世界上有這樣的一種人,他們的人口隻佔社會的5%,卻霸佔了95%的社會財富,這已經足夠可恨的了。更可恨的是,連異性,他們都要多吃多佔,導致了大批有為青年的右手長滿老繭。
郝小新一直都想成為這樣的人!而眼前的這位公爵大小姐,天生就是這樣的人,但她直接放棄了對於異性多吃多佔的權力,她選擇的是同性。
“這麽說,你是個拉子?”郝小新滿頭黑線,盡管事先已經猜到了三四分,不過親耳聽到凌夢蕊自己承認,還是讓郝小新覺得渾身不對勁。
這還是他第一次看見活的拉子……
“有什麽問題嘛?難道愛一個人可恥嘛?你這麽想的話,才是真的可恥!”在說出了自己內心的秘密之後,凌夢蕊顯得放松了很多,至少沒有剛才那樣要死要活的了,又恢復了彪悍,一副‘我是拉子我光榮,拉子的世界你不懂’的高大上表情。
“不不不,我既沒興趣,也沒那個必要去糾正你奇怪的戀愛觀。我現在好奇的是,你是攻還是受?”
“你有完沒玩了,話我已經說了,給句準話,幫不幫忙?”
“你先說清楚,到底怎麽回事,我雖然帥,可是我不傻,不可能莫名其妙給你當槍使。”郝小新說。
“行我告訴你,但你要保密!”
凌夢蕊把整件事的原委娓娓道來,郝小新總算是明白了,她的目的,就是要自己當一個假的‘未婚夫’,學名叫做:‘擋箭牌’,是無數校花保鏢小說裡最常見的橋段。

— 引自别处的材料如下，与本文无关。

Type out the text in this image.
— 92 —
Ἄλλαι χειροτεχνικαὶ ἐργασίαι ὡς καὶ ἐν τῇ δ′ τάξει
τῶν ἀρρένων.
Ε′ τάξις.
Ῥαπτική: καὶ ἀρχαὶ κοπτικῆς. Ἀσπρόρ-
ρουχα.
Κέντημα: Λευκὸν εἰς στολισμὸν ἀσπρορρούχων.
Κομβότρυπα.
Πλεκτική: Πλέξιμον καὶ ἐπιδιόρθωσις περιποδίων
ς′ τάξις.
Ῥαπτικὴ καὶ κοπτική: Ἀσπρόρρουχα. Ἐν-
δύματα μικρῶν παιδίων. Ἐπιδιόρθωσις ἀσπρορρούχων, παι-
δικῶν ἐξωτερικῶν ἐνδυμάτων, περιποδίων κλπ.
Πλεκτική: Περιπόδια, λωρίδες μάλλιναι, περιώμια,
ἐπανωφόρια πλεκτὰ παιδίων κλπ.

孩子沒娘,說來話長,話說從小在女子學院長大的凌夢蕊大小姐,在一個伸手不見五指的黑夜,與另外一名同學深深的相愛了,並且做下了羞羞的事,私定終身。
兩個女人,私定終身?怎麽定?
郝小新想破頭也想不同這個問題,估計凌天下公爵和林曼霞女士也想不通這個問題,於是棒打鴛鴦。
而凌夢蕊為了追求‘真愛’,寧死不屈,又是絕食又是自殺。
凌天下這種軍旅出身的狠角色,一向都是要麽不做,要麽做絕的性子,當然不會被女兒的幾次絕食嚇到。他直接給凌夢蕊安排了大量的保鏢,除了在海神台,無論去哪,都有一大群人跟著。
更絕的是,公爵大人甚至準備動用暗中的力量,讓凌夢蕊的‘女人’在世界上消失。以凌天下今時今日的身份地位,讓一個沒有任何背景的小女人消失,絕不是什麽困難的事。
為了保護自己的女人,凌夢蕊大小姐只能采用曲線救國的方式,暫時妥協,謊稱她已經由彎變直,現在和對方只是閨蜜關系。
這種謊話要是能騙得了凌天下和林曼霞,他們兩的智商程度也就可以和郝小新的節操程度直接劃上等號了。為了證明寶貝女兒真的直了,他們給凌夢蕊下了一條死命令:嫁人。一年之內,必須訂婚。
如果一年內她自己不找男朋友訂婚,一年之後就由父母直接包辦。
凌天下公爵的原話是:你改不了,老子幫你改。老子就是讓你嫁頭公豬,也要把你這毛病給治過來。聽了這句話,郝小新也總算明白凌夢蕊童鞋的暴脾氣是從何而來,凌家祖傳的。
而對於訂婚的對象,凌天下公爵大人只有三條要求:男的,活的,直的。
於是問題來了。
凌夢蕊是打死不願接近男人的,真的是寧可用雷明頓把自己的頭打成馬賽克,也不願意和男人洞房的女漢子。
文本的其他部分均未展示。